A division bench on Saturday ruled that while it will not interfere in the decision taken by the trustees on April 23, consent by its unit holders will be required.
“We hold and declare that the decision of the trustees (Franklin Templeton Trustee Services Pvt Ltd) to wind up the six schemes... by taking recourse to sub-clause (a) of clause (2) of Regulation 39 of the mutual funds regulations cannot be implemented unless the consent of the unit-holders is obtained in accordance with sub-clause (c) of clause (15) of Regulation 18,’’ the bench said.
Under Sebi’s mutual fund regulations, trustees should obtain consent of the unit holders to wind up or prematurely redeem the units.
In a 336-page order, Chief Justice Abhay S Oka and Justice Ashok S Kinagi also directed the Securities and Exchange Board of India (Sebi) to examine the report submitted by the forensic auditor and take a decision on further action. This decision shall be taken within six weeks from the date of the receipt of the forensic audit report.
The market regulator had earlier appointed Chokshi & Chokshi to conduct a forensic audit on the six schemes.
The Karnataka high court also pulled up the market regulator. “Sebi should have been prompt and proactive especially when this is perhaps the first case of winding up under Regulation 39(2)(a).

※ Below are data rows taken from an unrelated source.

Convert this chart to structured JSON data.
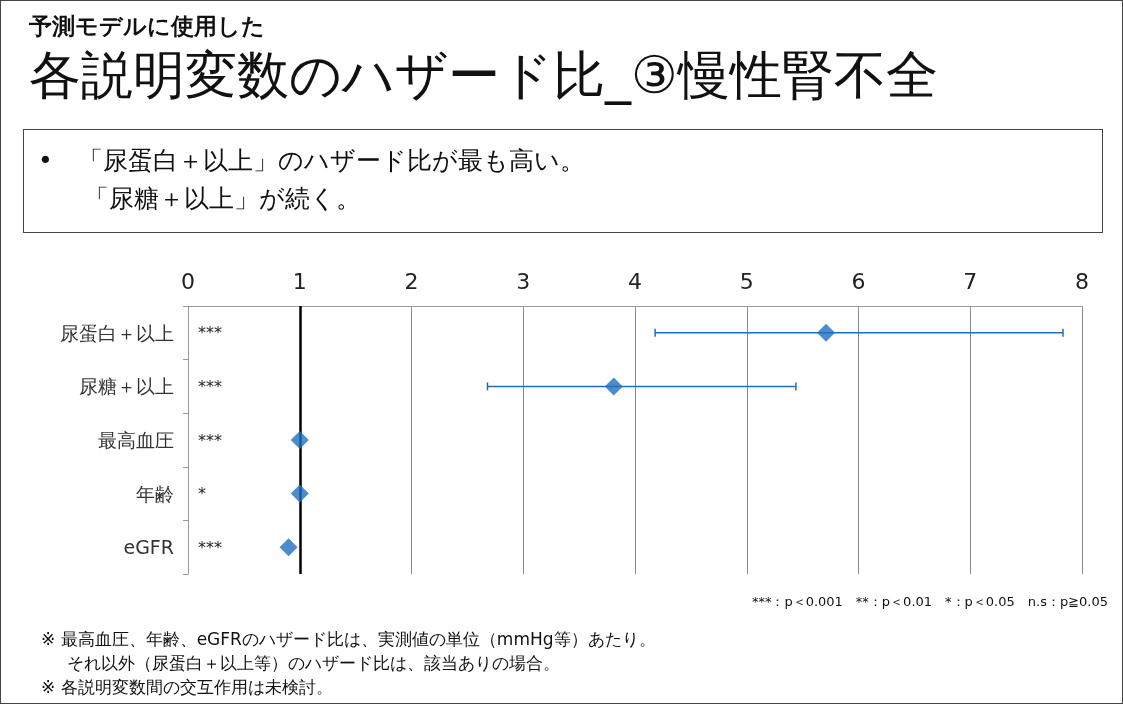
{
  "chart_data": {
    "type": "scatter",
    "orientation": "horizontal",
    "subtitle": "予測モデルに使用した",
    "title": "各説明変数のハザード比_③慢性腎不全",
    "categories": [
      "尿蛋白＋以上",
      "尿糖＋以上",
      "最高血圧",
      "年齢",
      "eGFR"
    ],
    "values": [
      5.71,
      3.81,
      1.0,
      1.0,
      0.9
    ],
    "errors": [
      [
        4.18,
        7.83
      ],
      [
        2.68,
        5.44
      ],
      null,
      null,
      null
    ],
    "color": "#1f6fbf",
    "marker": "diamond",
    "xlim": [
      0,
      8
    ],
    "xticks": [
      0,
      1,
      2,
      3,
      4,
      5,
      6,
      7,
      8
    ],
    "grid": "x",
    "ref_lines": [
      {
        "axis": "x",
        "value": 1,
        "color": "#000000"
      }
    ],
    "annotations": [
      "***",
      "***",
      "***",
      "*",
      "***",
      "•　「尿蛋白＋以上」のハザード比が最も高い。",
      "「尿糖＋以上」が続く。",
      "***：p＜0.001　**：p＜0.01　*：p＜0.05　n.s：p≧0.05",
      "※ 最高血圧、年齢、eGFRのハザード比は、実測値の単位（mmHg等）あたり。",
      "それ以外（尿蛋白＋以上等）のハザード比は、該当ありの場合。",
      "※ 各説明変数間の交互作用は未検討。"
    ]
  }
}
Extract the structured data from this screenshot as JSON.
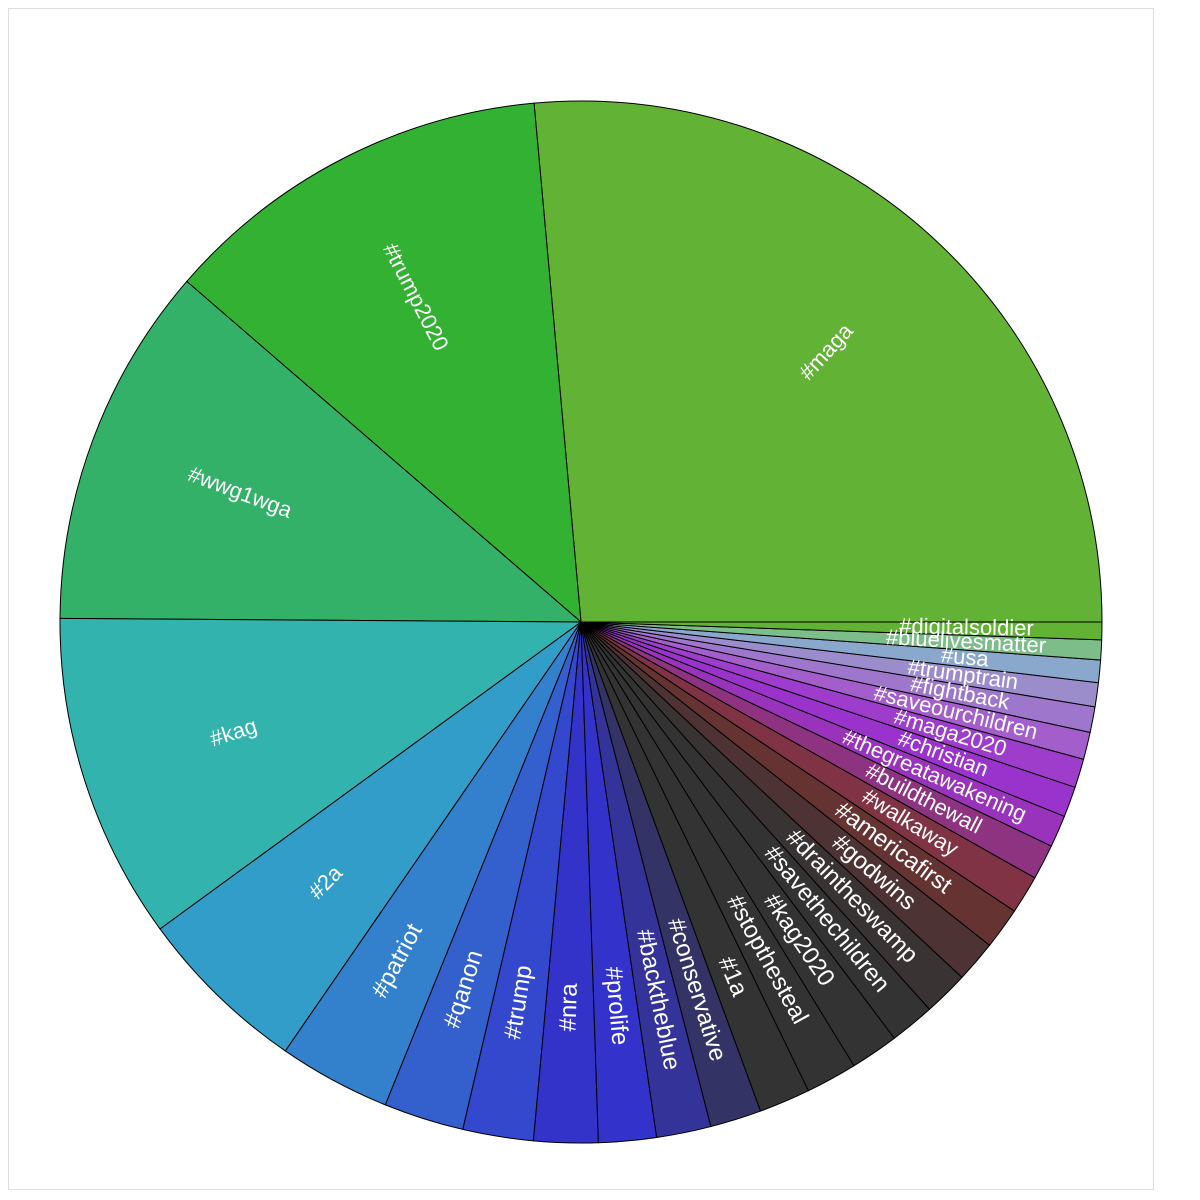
{
  "chart_data": {
    "type": "pie",
    "title": "",
    "start": "right",
    "direction": "counterclockwise",
    "slices": [
      {
        "label": "#maga",
        "value": 26.6,
        "color": "#62b235"
      },
      {
        "label": "#trump2020",
        "value": 12.3,
        "color": "#33b133"
      },
      {
        "label": "#wwg1wga",
        "value": 11.3,
        "color": "#33b168"
      },
      {
        "label": "#kag",
        "value": 10.2,
        "color": "#33b3ae"
      },
      {
        "label": "#2a",
        "value": 5.4,
        "color": "#339dc9"
      },
      {
        "label": "#patriot",
        "value": 3.5,
        "color": "#3380cc"
      },
      {
        "label": "#qanon",
        "value": 2.5,
        "color": "#3360cc"
      },
      {
        "label": "#trump",
        "value": 2.2,
        "color": "#3348cc"
      },
      {
        "label": "#nra",
        "value": 2.0,
        "color": "#3333c9"
      },
      {
        "label": "#prolife",
        "value": 1.8,
        "color": "#3333cc"
      },
      {
        "label": "#backtheblue",
        "value": 1.7,
        "color": "#333399"
      },
      {
        "label": "#conservative",
        "value": 1.6,
        "color": "#333366"
      },
      {
        "label": "#1a",
        "value": 1.6,
        "color": "#333333"
      },
      {
        "label": "#stopthesteal",
        "value": 1.6,
        "color": "#333333"
      },
      {
        "label": "#kag2020",
        "value": 1.5,
        "color": "#333333"
      },
      {
        "label": "#savethechildren",
        "value": 1.4,
        "color": "#333333"
      },
      {
        "label": "#draintheswamp",
        "value": 1.4,
        "color": "#3a3333"
      },
      {
        "label": "#godwins",
        "value": 1.3,
        "color": "#4d3333"
      },
      {
        "label": "#americafirst",
        "value": 1.3,
        "color": "#663333"
      },
      {
        "label": "#walkaway",
        "value": 1.2,
        "color": "#803344"
      },
      {
        "label": "#buildthewall",
        "value": 1.1,
        "color": "#8d3380"
      },
      {
        "label": "#thegreatawakening",
        "value": 1.0,
        "color": "#9933bb"
      },
      {
        "label": "#christian",
        "value": 0.95,
        "color": "#9933cc"
      },
      {
        "label": "#maga2020",
        "value": 0.9,
        "color": "#9e3ccc"
      },
      {
        "label": "#saveourchildren",
        "value": 0.85,
        "color": "#a35ecc"
      },
      {
        "label": "#fightback",
        "value": 0.8,
        "color": "#9e77cc"
      },
      {
        "label": "#trumptrain",
        "value": 0.75,
        "color": "#9b8ccc"
      },
      {
        "label": "#usa",
        "value": 0.7,
        "color": "#8aa8cc"
      },
      {
        "label": "#bluelivesmatter",
        "value": 0.62,
        "color": "#7dbd8a"
      },
      {
        "label": "#digitalsoldier",
        "value": 0.55,
        "color": "#62b235"
      }
    ]
  }
}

“As a watchdog, Sebi was expected to play a very proactive role ... The investors/unit-holders of the said schemes will be justified in their criticism that Sebi was a silent spectator,’’ the bench said.
Janak Dwarkadas, the counsel representing the AMC and trustees, prayed for a stay on the operation of the judgment so as to appeal the order.
“Considering the nature of issues involved, we deem it appropriate to stay the operation of the final judgment and order for a period of six weeks from today subject to the condition that none of the respondents will take any steps to implement or to act upon the impugned notices dated April 23 2020 and May 20 2020.”
During these six weeks, there will not be any redemptions or borrowings for the six schemes.